Nehmen wir zum Beispiel das Bad Standing, ergo den Rauswurf eines Members im Unguten aus einem MC, oder ein Patchover, also den Übertritt eines Clubs zu einem anderen Club. Beide Bereiche gehen nur die aktive Szene etwas an, denn nur für diese ist eine derartige Information wichtig. Was soll der Sons of Anarchy Fan im Fratzenbuch mit der News anfangen, wenn ein Member gehen musste. Wieso muss es der szeneneutrale 62er wissen, wenn Club A zu Club B wechselt?

Wer unterwegs ist, wird es ohnehin beim nächsten Open House oder auf auf einer Jahresparty erfahren. So etwas spricht sich schnell herum. Im Netz allerdings heizt es nur zu völlig unnötigen Spekulationen an. Das Argument, dass man es hier schneller verbreiten kann, ist für mich Schwachsinn, denn so verbreitet man ja auch die Fehlinterpretationen und blöden Kommentare.

Real Life!

Die Clubs im eigenen Kiez sind bekannt. Die Presis kennen sich und haben in der Regel die Kontaktmnummern der anderen Fürhungsmember. Wenn etwas brennt, dann ruft man sich an und trifft sich. Wer aber ausschließlich das Netz bedient, der beabsichtigt etwas oder er ist ganz einfach nur unerfahren.
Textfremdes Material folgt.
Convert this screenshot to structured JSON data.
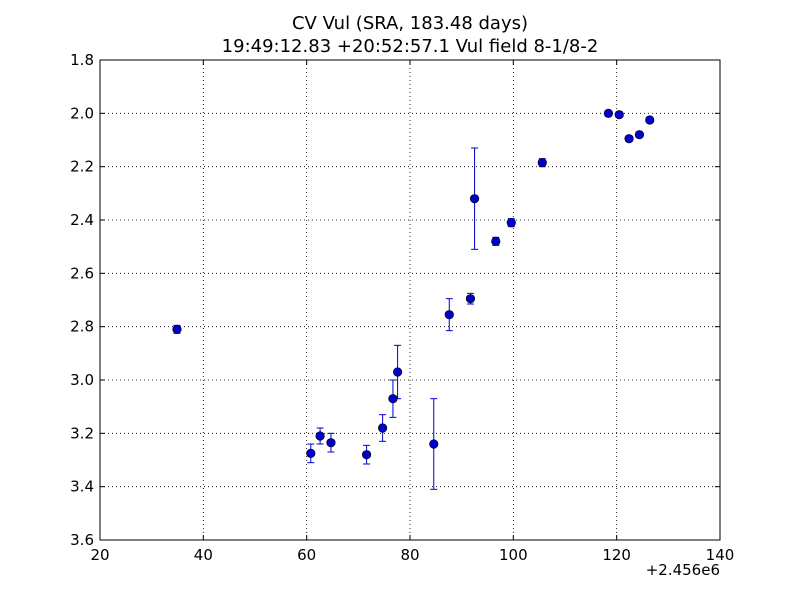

Ob man die Bikers News mag oder nicht, sie wird ja gerne als Biker Bravo betitelt, Neugründungen, Rauswürde oder andere für die Szene relevante Aspekte sollten als erstes, wenn überhaupt, dort drinstehen.

Der neue Checkpoint der Rocker scheint aber das Fratzenbuch zu sein. Die Bad News werden hoch und runter gejagd. Es zählt letztlich nur noch, wer die Nachricht, egal ob stimmend oder nicht, als erstes verbreitet. Habt ihr euch eigentlich schon eimnmal die Frage gestellt, ob das alles unbeobachtet bleibt? Nö? Dannn würde ich das mal tun. Big Brother is watching you! Und der definiert und wertet das alles ganz anders. Gelle?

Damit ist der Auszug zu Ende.